Matt Plowman sauntered up to meet us outside, offering a generous smile and a handshake before beginning the two-hour assessment. The life-long farmer clearly takes pride in caring for his cows and maintaining the operation he took over from his father.

“I think these cows get treated better than people,” he said. “They each have a nutritionist, regular pedicures and weekly doctor visits.”

Plowman guided Flege through the well-kept facilities, past the feed bins, silage bunkers and through the calf barn to the three large lagoons in the field behind. A steady flow of foamy manure slurry poured into the first. They walked the perimeter and observed the pipes and pumps that kept moving manure through the system.

Kyrre Flege inspects the inflow at one of the Plowman Dairy
 manure lagoons. 
“Some people say we get milk as a byproduct of our manure production,” Plowman said with a wry grin.

Making a big splash

Dairy Nutrient Management is a good fit for Flege, the program’s lead regulator.

Flege majored in environmental resource management at Western Washington University.
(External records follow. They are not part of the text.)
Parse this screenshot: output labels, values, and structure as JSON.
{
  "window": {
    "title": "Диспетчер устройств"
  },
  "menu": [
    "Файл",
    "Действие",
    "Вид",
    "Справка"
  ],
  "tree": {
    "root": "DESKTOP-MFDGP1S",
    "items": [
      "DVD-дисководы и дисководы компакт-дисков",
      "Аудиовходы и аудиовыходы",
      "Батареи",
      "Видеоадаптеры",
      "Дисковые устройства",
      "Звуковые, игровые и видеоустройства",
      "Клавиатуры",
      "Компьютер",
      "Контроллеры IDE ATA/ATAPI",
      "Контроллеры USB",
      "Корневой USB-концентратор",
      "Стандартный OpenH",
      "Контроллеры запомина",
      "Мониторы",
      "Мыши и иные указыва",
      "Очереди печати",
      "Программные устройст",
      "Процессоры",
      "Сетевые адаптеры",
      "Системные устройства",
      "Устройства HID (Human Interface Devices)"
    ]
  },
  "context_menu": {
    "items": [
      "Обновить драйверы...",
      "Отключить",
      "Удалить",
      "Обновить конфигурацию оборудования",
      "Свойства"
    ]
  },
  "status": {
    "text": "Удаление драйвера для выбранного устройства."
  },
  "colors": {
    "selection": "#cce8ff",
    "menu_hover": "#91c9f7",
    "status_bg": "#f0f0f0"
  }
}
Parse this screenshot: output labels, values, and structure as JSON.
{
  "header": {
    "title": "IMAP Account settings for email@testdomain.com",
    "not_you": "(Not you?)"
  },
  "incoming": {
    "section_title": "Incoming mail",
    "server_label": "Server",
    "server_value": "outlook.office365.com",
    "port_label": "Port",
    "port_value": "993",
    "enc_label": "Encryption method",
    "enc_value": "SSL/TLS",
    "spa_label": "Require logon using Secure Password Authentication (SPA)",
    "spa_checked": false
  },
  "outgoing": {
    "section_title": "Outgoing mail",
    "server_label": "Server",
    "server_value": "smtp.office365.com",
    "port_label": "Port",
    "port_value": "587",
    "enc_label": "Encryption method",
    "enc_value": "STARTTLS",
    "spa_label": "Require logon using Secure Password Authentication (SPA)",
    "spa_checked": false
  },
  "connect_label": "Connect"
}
He has been with WSDA for five years. Building on his experience inspecting dairies in the Lynden area, he recently moved to Olympia, where he now supervises inspectors statewide and covers dairy inspections in Southwest Washington.

“I like the work,” Flege said. “It’s an opportunity to protect our resources and water quality. I feel like we can make a big difference.”
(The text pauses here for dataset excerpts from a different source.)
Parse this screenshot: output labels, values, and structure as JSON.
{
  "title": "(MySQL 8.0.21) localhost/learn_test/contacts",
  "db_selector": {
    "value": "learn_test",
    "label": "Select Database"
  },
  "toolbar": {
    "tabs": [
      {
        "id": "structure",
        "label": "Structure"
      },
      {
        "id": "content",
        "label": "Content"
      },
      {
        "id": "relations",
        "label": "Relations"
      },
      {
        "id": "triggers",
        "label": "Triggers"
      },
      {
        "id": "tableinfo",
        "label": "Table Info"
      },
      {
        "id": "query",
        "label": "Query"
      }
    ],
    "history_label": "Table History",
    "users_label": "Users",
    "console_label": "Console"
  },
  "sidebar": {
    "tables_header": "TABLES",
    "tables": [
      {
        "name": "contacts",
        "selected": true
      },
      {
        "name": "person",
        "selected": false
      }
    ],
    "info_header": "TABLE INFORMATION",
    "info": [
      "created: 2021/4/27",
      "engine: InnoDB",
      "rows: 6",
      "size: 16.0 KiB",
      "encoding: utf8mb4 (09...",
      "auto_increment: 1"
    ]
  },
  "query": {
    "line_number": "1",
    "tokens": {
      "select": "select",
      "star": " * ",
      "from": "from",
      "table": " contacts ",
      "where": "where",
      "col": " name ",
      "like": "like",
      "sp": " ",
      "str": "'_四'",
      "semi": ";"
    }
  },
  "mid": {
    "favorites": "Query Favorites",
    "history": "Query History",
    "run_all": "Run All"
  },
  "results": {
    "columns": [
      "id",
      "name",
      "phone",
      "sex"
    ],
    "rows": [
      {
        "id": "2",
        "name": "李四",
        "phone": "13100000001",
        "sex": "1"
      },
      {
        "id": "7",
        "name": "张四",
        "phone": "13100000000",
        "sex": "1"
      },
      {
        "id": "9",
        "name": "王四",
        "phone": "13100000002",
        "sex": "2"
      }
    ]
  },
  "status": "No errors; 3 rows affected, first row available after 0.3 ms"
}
Relationships are key to providing effective support for
proper manure management.
Flege says the program’s regulatory role dovetails well with its mandate to provide education and support.

“We build relationships with producers and we work really hard to help them understand the value of protecting resources,” he said. “The industry’s future depends on being environmentally sustainable. There is no future for dairy farming if it comes at the cost of water quality.”

Record keeping

After the facility inspection, Flege joined Plowman in the office to review his record keeping – a cornerstone of the program’s mission.

The law says you can’t discharge pollution to surface or groundwater.

Matt Plowman helps Kyrre Flege understand the
geography of his farm.
“You have to keep records,” Flege said. “Complete records tell a story of how well you manage manure for your crops and the environment. Having a well maintained facility, sound record keeping, and following guidance in your Dairy Nutrient Management Plan will keep you in compliance."

Flege studied the application records, soil analysis results and detailed maps of the dairy. He asked questions to make sure he understood the topography and the drainage.

He explained his findings to Plowman, complimenting him on the safe nitrogen levels in his fields and properly functioning waste water management systems.

“Your lagoons are in great shape,” Flege said. “And the curbs you have in place are handling the rain on a very wet day.”

But Flege also noted that the heavy rain was overloading the driveway storm water runoff filter at the low end of the feed yard.

Before leaving, Flege promised to work with Plowman and help connect him to resources to upgrade that element.